I spent my Friday evening and Saturday in the hospital. Nope, I'm not on call. Clad in jeans, I streamed in to do patient discharge letters, and to study my patients' notes in detail. The ward round on Thurs was traumatising, and I felt a greater need to push myself to work even harder. I knew my patients well enough to present them on ward rounds, but because my Consultant was questioning me about investigations and past admissions into hospitals abt certain patients (which could have well been 5 yrs ago) and I couldn't answer them, I felt very very demoralised. It felt like as if all my hard work over these many weeks were down the drain. It is said by my seniors that even if I work myself dead, I will never be able to satisfy my Consultant because she digs into everything into the most minor detail, so they advised me to just ignore and enjoy my weekend. However, I've decided to take Thursday's lesson positively. Hence, I was determined to read every patient file in detail, remembering as much as I can about what happened numerous years ago with every patient.

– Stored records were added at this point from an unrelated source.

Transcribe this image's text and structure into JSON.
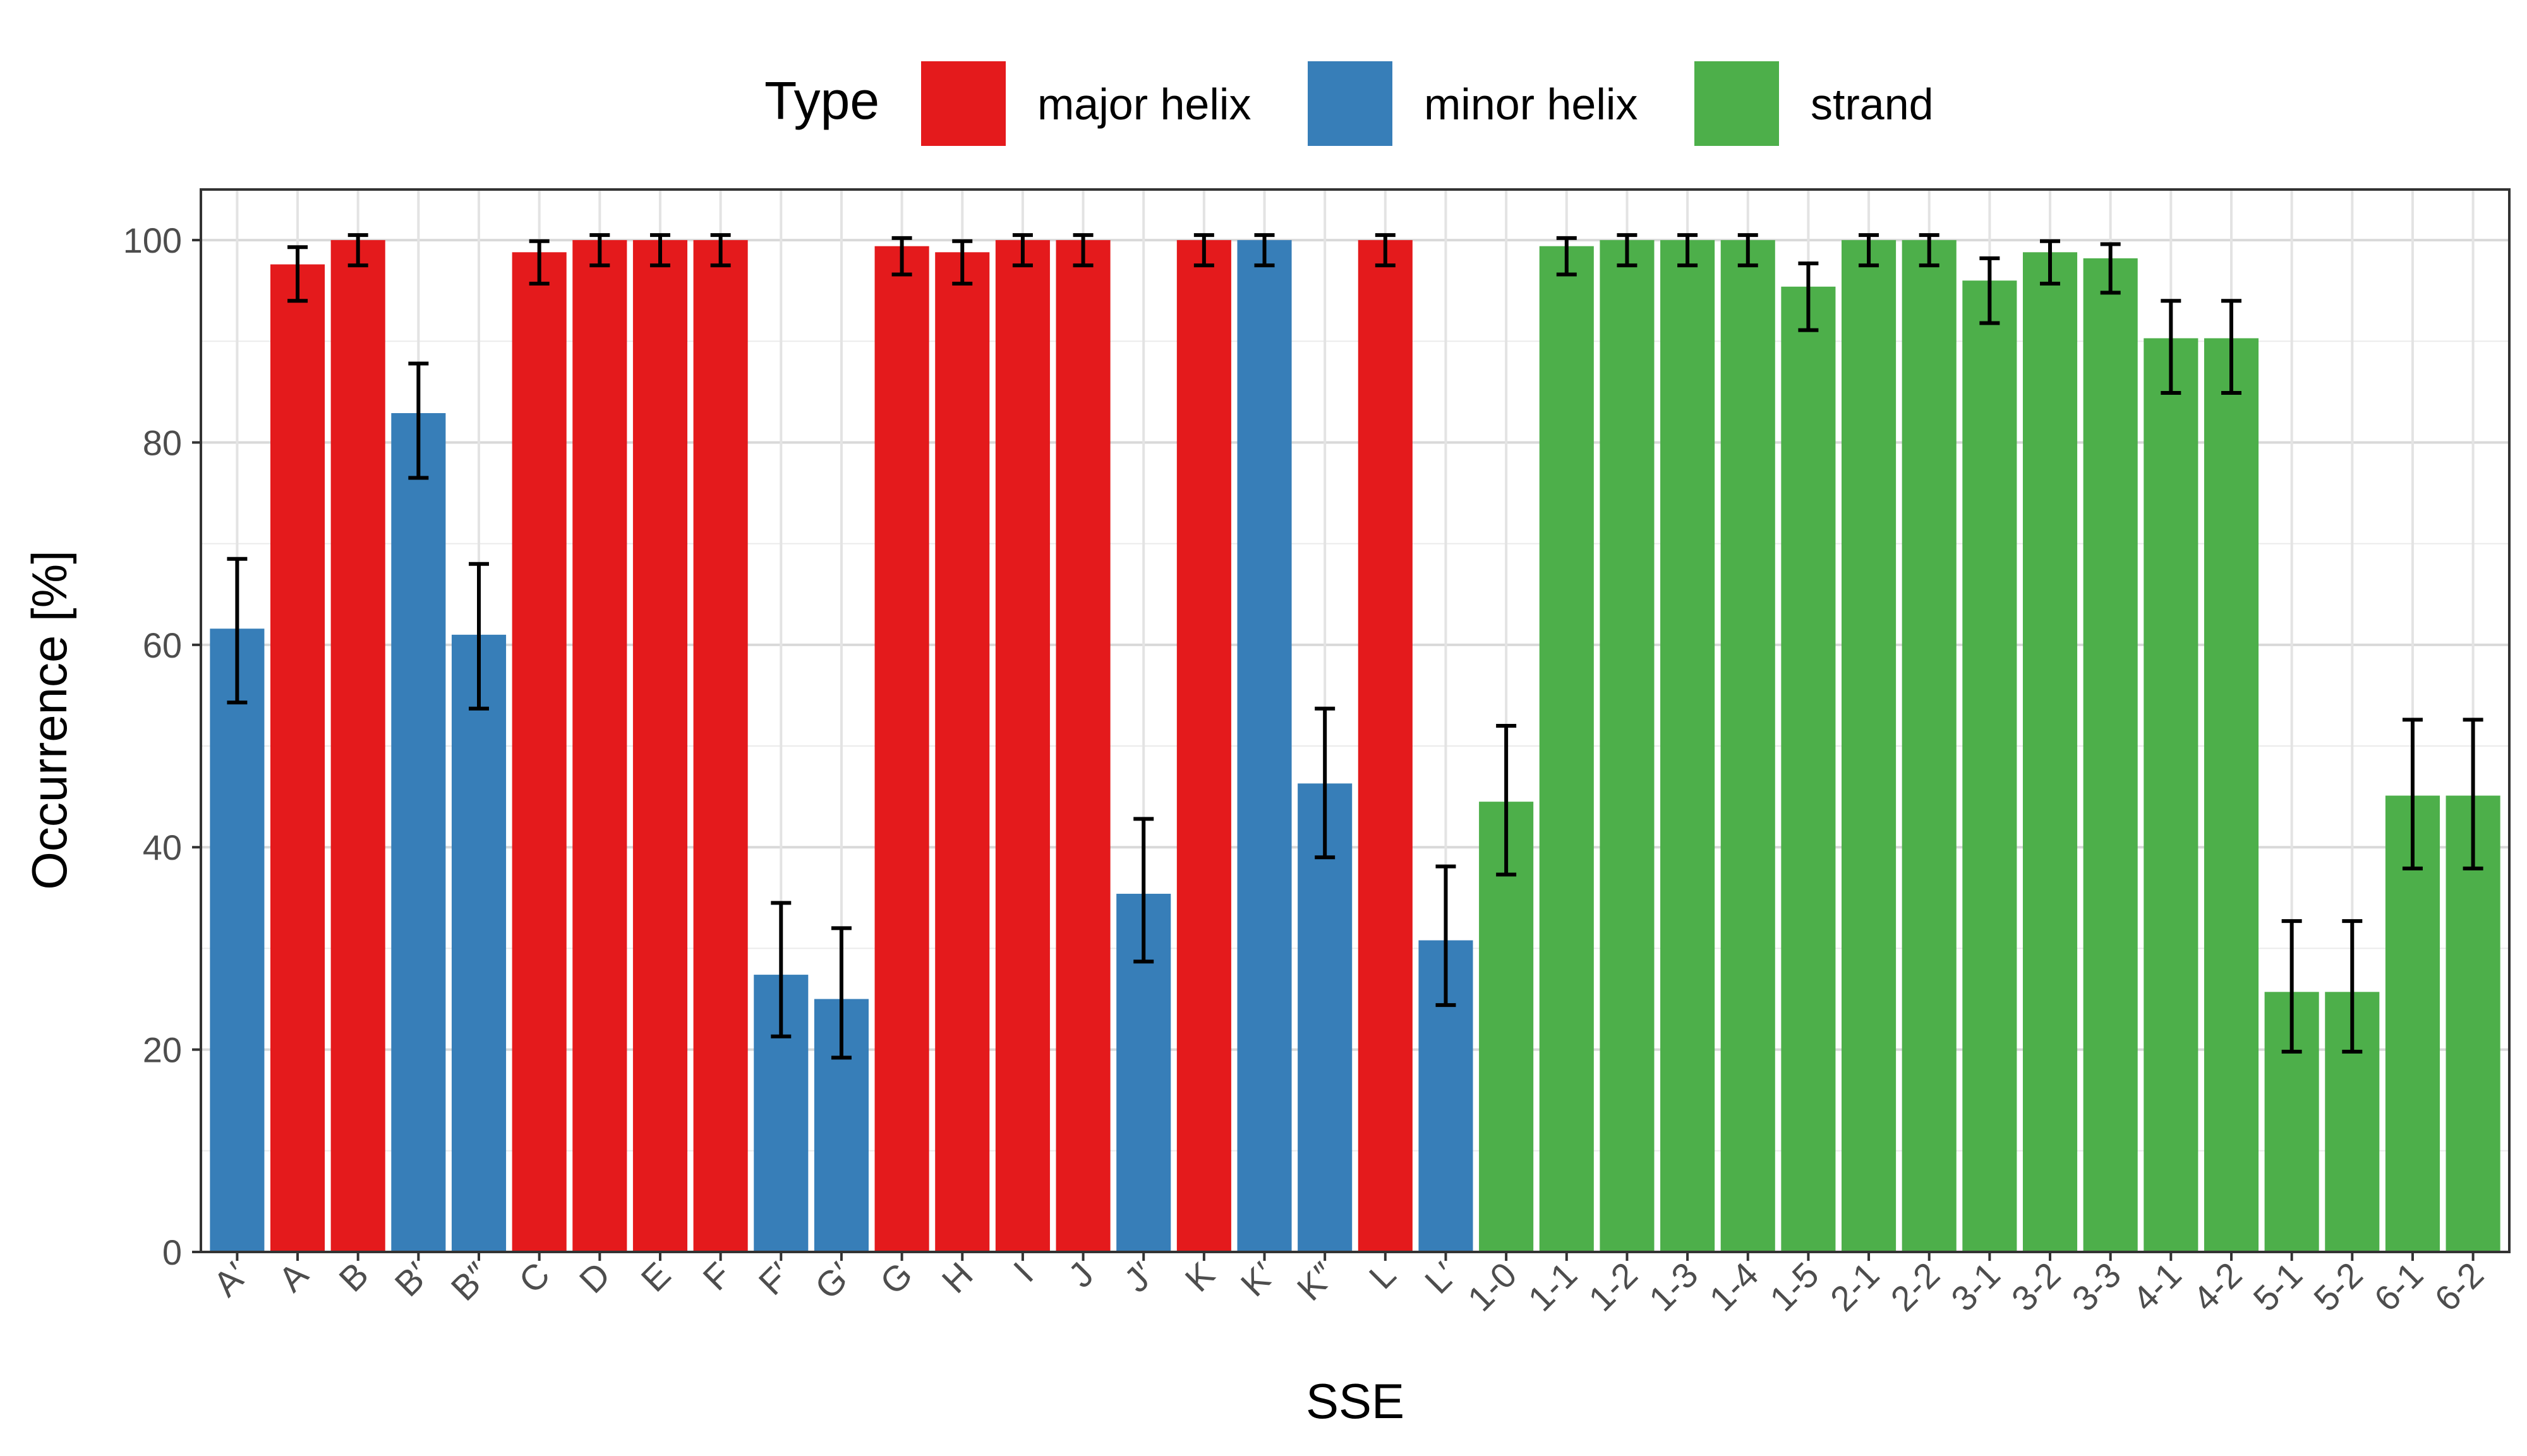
{
  "chart_data": {
    "type": "bar",
    "xlabel": "SSE",
    "ylabel": "Occurrence [%]",
    "ylim": [
      0,
      105
    ],
    "yticks": [
      0,
      20,
      40,
      60,
      80,
      100
    ],
    "grid": true,
    "legend": {
      "title": "Type",
      "position": "top",
      "entries": [
        {
          "key": "major",
          "label": "major helix",
          "color": "#E41A1C"
        },
        {
          "key": "minor",
          "label": "minor helix",
          "color": "#377EB8"
        },
        {
          "key": "strand",
          "label": "strand",
          "color": "#4DAF4A"
        }
      ]
    },
    "bars": [
      {
        "category": "A′",
        "type": "minor",
        "value": 61.6,
        "err_low": 54.3,
        "err_high": 68.5
      },
      {
        "category": "A",
        "type": "major",
        "value": 97.6,
        "err_low": 94.0,
        "err_high": 99.3
      },
      {
        "category": "B",
        "type": "major",
        "value": 100,
        "err_low": 97.5,
        "err_high": 100.5
      },
      {
        "category": "B′",
        "type": "minor",
        "value": 82.9,
        "err_low": 76.5,
        "err_high": 87.8
      },
      {
        "category": "B″",
        "type": "minor",
        "value": 61.0,
        "err_low": 53.7,
        "err_high": 68.0
      },
      {
        "category": "C",
        "type": "major",
        "value": 98.8,
        "err_low": 95.7,
        "err_high": 99.9
      },
      {
        "category": "D",
        "type": "major",
        "value": 100,
        "err_low": 97.5,
        "err_high": 100.5
      },
      {
        "category": "E",
        "type": "major",
        "value": 100,
        "err_low": 97.5,
        "err_high": 100.5
      },
      {
        "category": "F",
        "type": "major",
        "value": 100,
        "err_low": 97.5,
        "err_high": 100.5
      },
      {
        "category": "F′",
        "type": "minor",
        "value": 27.4,
        "err_low": 21.3,
        "err_high": 34.5
      },
      {
        "category": "G′",
        "type": "minor",
        "value": 25.0,
        "err_low": 19.2,
        "err_high": 32.0
      },
      {
        "category": "G",
        "type": "major",
        "value": 99.4,
        "err_low": 96.6,
        "err_high": 100.2
      },
      {
        "category": "H",
        "type": "major",
        "value": 98.8,
        "err_low": 95.7,
        "err_high": 99.9
      },
      {
        "category": "I",
        "type": "major",
        "value": 100,
        "err_low": 97.5,
        "err_high": 100.5
      },
      {
        "category": "J",
        "type": "major",
        "value": 100,
        "err_low": 97.5,
        "err_high": 100.5
      },
      {
        "category": "J′",
        "type": "minor",
        "value": 35.4,
        "err_low": 28.7,
        "err_high": 42.8
      },
      {
        "category": "K",
        "type": "major",
        "value": 100,
        "err_low": 97.5,
        "err_high": 100.5
      },
      {
        "category": "K′",
        "type": "minor",
        "value": 100,
        "err_low": 97.5,
        "err_high": 100.5
      },
      {
        "category": "K″",
        "type": "minor",
        "value": 46.3,
        "err_low": 39.0,
        "err_high": 53.7
      },
      {
        "category": "L",
        "type": "major",
        "value": 100,
        "err_low": 97.5,
        "err_high": 100.5
      },
      {
        "category": "L′",
        "type": "minor",
        "value": 30.8,
        "err_low": 24.4,
        "err_high": 38.1
      },
      {
        "category": "1-0",
        "type": "strand",
        "value": 44.5,
        "err_low": 37.3,
        "err_high": 52.0
      },
      {
        "category": "1-1",
        "type": "strand",
        "value": 99.4,
        "err_low": 96.6,
        "err_high": 100.2
      },
      {
        "category": "1-2",
        "type": "strand",
        "value": 100,
        "err_low": 97.5,
        "err_high": 100.5
      },
      {
        "category": "1-3",
        "type": "strand",
        "value": 100,
        "err_low": 97.5,
        "err_high": 100.5
      },
      {
        "category": "1-4",
        "type": "strand",
        "value": 100,
        "err_low": 97.5,
        "err_high": 100.5
      },
      {
        "category": "1-5",
        "type": "strand",
        "value": 95.4,
        "err_low": 91.1,
        "err_high": 97.7
      },
      {
        "category": "2-1",
        "type": "strand",
        "value": 100,
        "err_low": 97.5,
        "err_high": 100.5
      },
      {
        "category": "2-2",
        "type": "strand",
        "value": 100,
        "err_low": 97.5,
        "err_high": 100.5
      },
      {
        "category": "3-1",
        "type": "strand",
        "value": 96.0,
        "err_low": 91.8,
        "err_high": 98.2
      },
      {
        "category": "3-2",
        "type": "strand",
        "value": 98.8,
        "err_low": 95.7,
        "err_high": 99.9
      },
      {
        "category": "3-3",
        "type": "strand",
        "value": 98.2,
        "err_low": 94.8,
        "err_high": 99.6
      },
      {
        "category": "4-1",
        "type": "strand",
        "value": 90.3,
        "err_low": 84.9,
        "err_high": 94.0
      },
      {
        "category": "4-2",
        "type": "strand",
        "value": 90.3,
        "err_low": 84.9,
        "err_high": 94.0
      },
      {
        "category": "5-1",
        "type": "strand",
        "value": 25.7,
        "err_low": 19.8,
        "err_high": 32.7
      },
      {
        "category": "5-2",
        "type": "strand",
        "value": 25.7,
        "err_low": 19.8,
        "err_high": 32.7
      },
      {
        "category": "6-1",
        "type": "strand",
        "value": 45.1,
        "err_low": 37.9,
        "err_high": 52.6
      },
      {
        "category": "6-2",
        "type": "strand",
        "value": 45.1,
        "err_low": 37.9,
        "err_high": 52.6
      }
    ]
  }
}
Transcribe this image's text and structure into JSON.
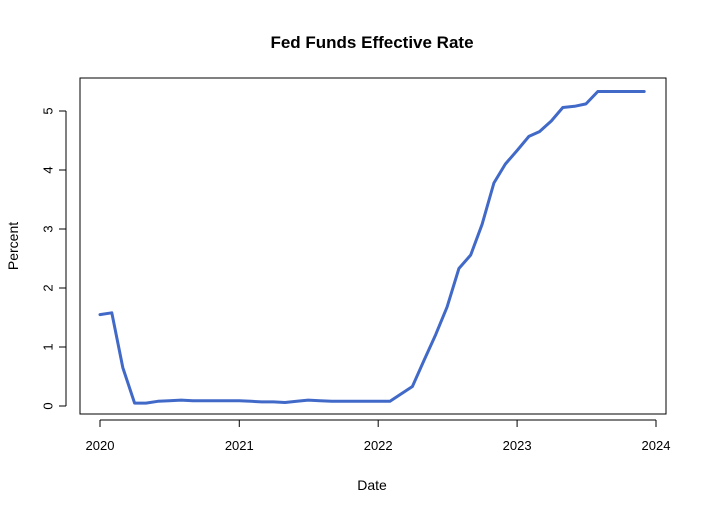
{
  "chart_data": {
    "type": "line",
    "title": "Fed Funds Effective Rate",
    "xlabel": "Date",
    "ylabel": "Percent",
    "x_ticks": [
      "2020",
      "2021",
      "2022",
      "2023",
      "2024"
    ],
    "y_ticks": [
      "0",
      "1",
      "2",
      "3",
      "4",
      "5"
    ],
    "xlim": [
      "2019-12-01",
      "2024-01-01"
    ],
    "ylim": [
      0,
      5.5
    ],
    "grid": false,
    "legend": "none",
    "colors": {
      "series": "#4169C8",
      "axis": "#000000"
    },
    "series": [
      {
        "x": [
          "2020-01-01",
          "2020-02-01",
          "2020-03-01",
          "2020-04-01",
          "2020-05-01",
          "2020-06-01",
          "2020-07-01",
          "2020-08-01",
          "2020-09-01",
          "2020-10-01",
          "2020-11-01",
          "2020-12-01",
          "2021-01-01",
          "2021-02-01",
          "2021-03-01",
          "2021-04-01",
          "2021-05-01",
          "2021-06-01",
          "2021-07-01",
          "2021-08-01",
          "2021-09-01",
          "2021-10-01",
          "2021-11-01",
          "2021-12-01",
          "2022-01-01",
          "2022-02-01",
          "2022-03-01",
          "2022-04-01",
          "2022-05-01",
          "2022-06-01",
          "2022-07-01",
          "2022-08-01",
          "2022-09-01",
          "2022-10-01",
          "2022-11-01",
          "2022-12-01",
          "2023-01-01",
          "2023-02-01",
          "2023-03-01",
          "2023-04-01",
          "2023-05-01",
          "2023-06-01",
          "2023-07-01",
          "2023-08-01",
          "2023-09-01",
          "2023-10-01",
          "2023-11-01",
          "2023-12-01"
        ],
        "y": [
          1.55,
          1.58,
          0.65,
          0.05,
          0.05,
          0.08,
          0.09,
          0.1,
          0.09,
          0.09,
          0.09,
          0.09,
          0.09,
          0.08,
          0.07,
          0.07,
          0.06,
          0.08,
          0.1,
          0.09,
          0.08,
          0.08,
          0.08,
          0.08,
          0.08,
          0.08,
          0.2,
          0.33,
          0.77,
          1.21,
          1.68,
          2.33,
          2.56,
          3.08,
          3.78,
          4.1,
          4.33,
          4.57,
          4.65,
          4.83,
          5.06,
          5.08,
          5.12,
          5.33,
          5.33,
          5.33,
          5.33,
          5.33
        ]
      }
    ]
  }
}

Had a private meeting with my Consultant on Friday, and I did tell her that I was traumatised by Thurs' ward round. I was worried that she's upset and will think that I'm incompetent. But to my surprise, she praised me for being an organised and efficient House Officer. She told me many things which I will remember throughout my career. I learnt that being critical is the best way to learn, because it will help me sink into every case and dig into minor details which can be very important, and that will aid my learning with time. My Consultant's a perfectionist, and I'm sure that even though she's training me really hard, it will benefit me in the future, hence, I'm actually feeling very very grateful for having her guide and pushing me to a higher level of competency. I'm sure it will not be a problem for me to handle any Consultant in future if I can reach her high standards of demand.
Spent the entire Saturday typing out a proper patient list for me to bring to the hospital everyday. It's quite a long list, definitely not as concise as the nurses' list, because I prefer it to be concise, yet rather comprehensive in a way. It's even got all the details of the investigations my patient had several years ago...lol...so in case my Consultant shoots me a question, I can be ready to answer it confidently.
Did my research for my upcoming presentation too. Topic was boring, but after reading it, I find it rather interesting and very informative! Have learnt quite a great deal, and hopefully my Consultants will be impressed by it.